The Chip Packet Project NZ comes to Northland. In the picture, left, Lou Farrell, CPPNZ founder and national coordinator Terrena Griffiths and Amber-Lyla Farrell. Photo / Michael Cunningham
Northland students are becoming part of a New Zealand project providing a "warm night's sleep" to the region's most vulnerable.
And when the mission is successful, it will help reduce waste from landfills equivalent to more than 100 million recycling years.
But the real magic here is that it allbegins with a packet of potato chips (or any foil-wrapped food item).
The Chip Packet Project New Zealand (CPPNZ) is collecting freshly-washed empty foil or chip packets to make lightweight thermal "survival sheets", pillows and ground rolls for the people in need to fight the arriving winter months.
The project, which rolled out eight months ago, has now arrived in Northland, and Founder and National Co-ordinator Terrena Griffiths say she will be coming to the region every six weeks to host "blanket parties", demonstrating how to make blankets out of chip packets.
Griffiths conducted her first demonstration in the region at the Carruth House of Whangārei Boys' High School.
A total of 18 students, parents, and members of the public attended the workshop last Friday and ended up making eight blankets and four pillows, ready to be distributed in Whangārei.
Griffiths said children making these blankets for Kiwis throughout New Zealand sent a message that touched hearts on both sides – makers and receivers of the survival sheet.
"When the students are done making these blankets, it gets handed over to social services and they send us a photo when it's donated. We forward it to the kids for them to know the end-to-end process."
While it might take roughly two to 10 minutes to finish a packet of chips, each packet would take 80 years to decompose in the landfill, Griffiths said.
Each survival sheet uses 44 chip packets, which is 3520 recycling years.
Griffiths said their team was aiming to make 30,000 blankets to be distributed across the country for this winter and people were welcome to help in any step of the process – eating chips, washing packets, dropping them off at the collection centre, or making the final product.
"We have done amazing work across New Zealand in Healthy Homes Act, but we have not given those families, already on the poverty line, an electricity discount to turn the heating on during winters.
"So there are parents struggling with money, kids are already struggling to find regular food in NZ, and while we cannot promise them a good night's sleep we can help with a warm night's sleep."
Kiwis spent around $157 million on potato chips alone in 2015.
Griffiths said this was a cultural change to rethink that foil was a reusable resource, and not soft plastic recyclable.
"It's an easy idea that makes sense and is also easy to do. This is only a drop in the bucket, but a drop in the bucket is better than no drop at all."
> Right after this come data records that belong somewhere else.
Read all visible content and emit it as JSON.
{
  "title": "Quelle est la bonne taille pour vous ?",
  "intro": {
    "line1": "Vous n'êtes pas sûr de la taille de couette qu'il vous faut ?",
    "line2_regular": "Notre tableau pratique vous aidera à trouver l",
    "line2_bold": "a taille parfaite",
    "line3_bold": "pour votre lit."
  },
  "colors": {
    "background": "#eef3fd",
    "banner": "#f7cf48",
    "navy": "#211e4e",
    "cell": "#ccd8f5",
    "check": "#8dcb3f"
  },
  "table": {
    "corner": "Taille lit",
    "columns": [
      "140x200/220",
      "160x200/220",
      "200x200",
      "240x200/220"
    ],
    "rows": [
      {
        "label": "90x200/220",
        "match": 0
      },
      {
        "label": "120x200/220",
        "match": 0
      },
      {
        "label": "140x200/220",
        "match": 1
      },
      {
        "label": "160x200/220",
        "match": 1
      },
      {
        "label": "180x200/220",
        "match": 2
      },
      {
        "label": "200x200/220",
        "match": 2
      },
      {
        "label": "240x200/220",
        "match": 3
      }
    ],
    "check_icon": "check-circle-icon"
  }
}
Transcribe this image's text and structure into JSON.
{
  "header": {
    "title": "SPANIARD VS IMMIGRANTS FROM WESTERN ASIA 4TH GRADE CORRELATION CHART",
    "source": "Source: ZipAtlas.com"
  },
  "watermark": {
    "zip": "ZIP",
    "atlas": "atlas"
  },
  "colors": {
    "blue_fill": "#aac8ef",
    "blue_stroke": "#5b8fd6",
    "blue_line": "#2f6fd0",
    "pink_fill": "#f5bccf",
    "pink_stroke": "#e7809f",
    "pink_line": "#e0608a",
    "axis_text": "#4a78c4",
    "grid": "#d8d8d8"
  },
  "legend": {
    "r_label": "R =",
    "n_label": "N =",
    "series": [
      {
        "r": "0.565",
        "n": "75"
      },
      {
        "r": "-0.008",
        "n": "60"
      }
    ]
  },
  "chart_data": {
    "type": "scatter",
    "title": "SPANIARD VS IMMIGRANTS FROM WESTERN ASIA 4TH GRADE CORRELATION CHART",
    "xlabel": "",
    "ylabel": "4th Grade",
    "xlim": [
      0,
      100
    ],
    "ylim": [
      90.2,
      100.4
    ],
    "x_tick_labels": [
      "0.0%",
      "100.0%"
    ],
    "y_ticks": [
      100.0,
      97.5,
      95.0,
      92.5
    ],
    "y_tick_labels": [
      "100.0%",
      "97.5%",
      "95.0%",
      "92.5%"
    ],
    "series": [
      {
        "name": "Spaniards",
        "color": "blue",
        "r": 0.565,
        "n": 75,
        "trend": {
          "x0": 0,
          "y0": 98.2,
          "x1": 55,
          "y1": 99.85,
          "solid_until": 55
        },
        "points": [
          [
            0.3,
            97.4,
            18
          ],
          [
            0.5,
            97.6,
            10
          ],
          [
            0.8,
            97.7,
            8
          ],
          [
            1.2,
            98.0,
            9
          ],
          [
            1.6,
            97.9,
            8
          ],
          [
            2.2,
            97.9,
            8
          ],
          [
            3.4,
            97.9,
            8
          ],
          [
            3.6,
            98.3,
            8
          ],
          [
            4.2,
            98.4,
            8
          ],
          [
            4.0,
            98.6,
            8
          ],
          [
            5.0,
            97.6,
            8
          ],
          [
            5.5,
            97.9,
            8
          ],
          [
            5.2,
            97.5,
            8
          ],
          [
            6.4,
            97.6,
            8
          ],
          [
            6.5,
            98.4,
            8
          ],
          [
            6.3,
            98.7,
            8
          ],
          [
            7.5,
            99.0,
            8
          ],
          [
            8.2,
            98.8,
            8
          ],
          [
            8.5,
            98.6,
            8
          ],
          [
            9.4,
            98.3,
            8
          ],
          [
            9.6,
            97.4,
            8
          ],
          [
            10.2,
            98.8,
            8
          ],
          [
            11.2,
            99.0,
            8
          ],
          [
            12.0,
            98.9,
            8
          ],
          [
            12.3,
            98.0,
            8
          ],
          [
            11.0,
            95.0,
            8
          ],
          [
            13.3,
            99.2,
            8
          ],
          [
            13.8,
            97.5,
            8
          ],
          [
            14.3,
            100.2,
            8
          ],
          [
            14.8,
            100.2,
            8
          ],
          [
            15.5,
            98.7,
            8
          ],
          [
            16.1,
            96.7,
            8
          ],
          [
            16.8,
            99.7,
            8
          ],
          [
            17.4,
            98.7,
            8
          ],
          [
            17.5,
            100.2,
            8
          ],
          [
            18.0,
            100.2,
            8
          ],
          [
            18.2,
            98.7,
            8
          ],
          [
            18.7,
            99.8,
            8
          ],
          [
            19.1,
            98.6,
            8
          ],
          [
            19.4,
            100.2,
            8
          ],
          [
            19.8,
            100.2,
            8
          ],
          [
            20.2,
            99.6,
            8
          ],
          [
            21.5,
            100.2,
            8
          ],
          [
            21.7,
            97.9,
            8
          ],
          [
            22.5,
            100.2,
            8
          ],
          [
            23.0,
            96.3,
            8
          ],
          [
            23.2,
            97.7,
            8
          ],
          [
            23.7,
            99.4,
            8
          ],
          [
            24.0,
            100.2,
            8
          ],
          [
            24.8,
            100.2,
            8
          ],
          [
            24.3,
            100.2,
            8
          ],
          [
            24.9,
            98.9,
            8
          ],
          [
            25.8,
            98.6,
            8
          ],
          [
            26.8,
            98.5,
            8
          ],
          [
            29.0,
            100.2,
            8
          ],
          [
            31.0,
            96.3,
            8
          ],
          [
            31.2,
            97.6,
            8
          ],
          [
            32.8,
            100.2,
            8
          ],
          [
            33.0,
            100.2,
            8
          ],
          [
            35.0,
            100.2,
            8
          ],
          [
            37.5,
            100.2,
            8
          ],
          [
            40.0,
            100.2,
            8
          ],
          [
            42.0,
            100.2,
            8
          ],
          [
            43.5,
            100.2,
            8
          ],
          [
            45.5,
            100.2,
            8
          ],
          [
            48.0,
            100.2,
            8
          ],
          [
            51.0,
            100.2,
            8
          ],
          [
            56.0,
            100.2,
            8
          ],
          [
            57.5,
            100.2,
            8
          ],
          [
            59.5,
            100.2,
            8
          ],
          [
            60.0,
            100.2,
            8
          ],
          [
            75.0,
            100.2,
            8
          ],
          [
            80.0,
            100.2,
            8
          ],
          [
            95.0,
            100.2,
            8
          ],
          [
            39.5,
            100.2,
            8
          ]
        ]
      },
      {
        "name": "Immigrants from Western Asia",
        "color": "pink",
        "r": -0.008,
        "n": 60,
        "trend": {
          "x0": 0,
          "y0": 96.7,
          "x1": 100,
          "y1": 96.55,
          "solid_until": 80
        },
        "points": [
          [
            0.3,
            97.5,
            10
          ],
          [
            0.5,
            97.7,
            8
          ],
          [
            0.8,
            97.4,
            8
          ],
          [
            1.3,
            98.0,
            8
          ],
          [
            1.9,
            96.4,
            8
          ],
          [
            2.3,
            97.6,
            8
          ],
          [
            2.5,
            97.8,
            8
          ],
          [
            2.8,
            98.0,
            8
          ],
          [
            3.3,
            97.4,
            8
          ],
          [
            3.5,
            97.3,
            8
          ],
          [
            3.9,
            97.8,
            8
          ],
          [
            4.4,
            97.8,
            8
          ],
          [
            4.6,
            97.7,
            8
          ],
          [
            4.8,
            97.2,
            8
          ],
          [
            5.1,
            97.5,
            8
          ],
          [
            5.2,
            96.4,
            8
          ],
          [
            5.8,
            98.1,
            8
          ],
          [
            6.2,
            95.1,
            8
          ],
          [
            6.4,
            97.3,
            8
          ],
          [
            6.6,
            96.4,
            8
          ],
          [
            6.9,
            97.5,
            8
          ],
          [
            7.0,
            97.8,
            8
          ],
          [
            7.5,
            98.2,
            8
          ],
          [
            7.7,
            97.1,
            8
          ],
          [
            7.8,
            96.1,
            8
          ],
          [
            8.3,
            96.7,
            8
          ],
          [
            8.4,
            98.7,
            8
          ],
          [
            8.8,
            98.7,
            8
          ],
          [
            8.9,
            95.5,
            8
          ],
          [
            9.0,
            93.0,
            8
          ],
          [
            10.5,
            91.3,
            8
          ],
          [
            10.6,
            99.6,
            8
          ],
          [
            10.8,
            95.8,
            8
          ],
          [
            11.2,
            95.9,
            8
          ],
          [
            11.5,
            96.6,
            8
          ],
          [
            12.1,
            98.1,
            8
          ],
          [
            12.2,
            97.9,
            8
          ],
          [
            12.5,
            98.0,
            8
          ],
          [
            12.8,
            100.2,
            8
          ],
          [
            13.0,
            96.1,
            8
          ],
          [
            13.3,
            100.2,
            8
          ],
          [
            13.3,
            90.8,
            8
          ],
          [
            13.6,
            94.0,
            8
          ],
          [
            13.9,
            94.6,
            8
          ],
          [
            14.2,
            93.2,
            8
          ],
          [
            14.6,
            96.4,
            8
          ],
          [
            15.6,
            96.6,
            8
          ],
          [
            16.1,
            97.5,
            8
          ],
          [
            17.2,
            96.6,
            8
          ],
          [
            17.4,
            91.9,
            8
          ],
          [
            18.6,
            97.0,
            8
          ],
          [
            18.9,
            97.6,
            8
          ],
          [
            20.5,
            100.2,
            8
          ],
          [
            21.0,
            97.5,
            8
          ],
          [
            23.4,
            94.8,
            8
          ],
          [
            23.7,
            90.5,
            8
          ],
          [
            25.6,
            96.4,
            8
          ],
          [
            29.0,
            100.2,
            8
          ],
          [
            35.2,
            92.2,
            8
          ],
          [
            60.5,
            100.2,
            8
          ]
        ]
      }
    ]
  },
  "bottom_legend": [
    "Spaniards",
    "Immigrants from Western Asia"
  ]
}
CPPNZ was Inspired by the 2019 UK project, Crisp Packet Project, and the blankets made in 2019 were still in circulation.
Former matron at the Carruth House, Griffiths said the students got a sense of achievement that they had done something to save the planet and also helped someone in need.
Northland's collection centres are Ruawai Primary School, 4376 State Highway 12, and Kamo Intermediate School, 10 Hailes Road, Kamo.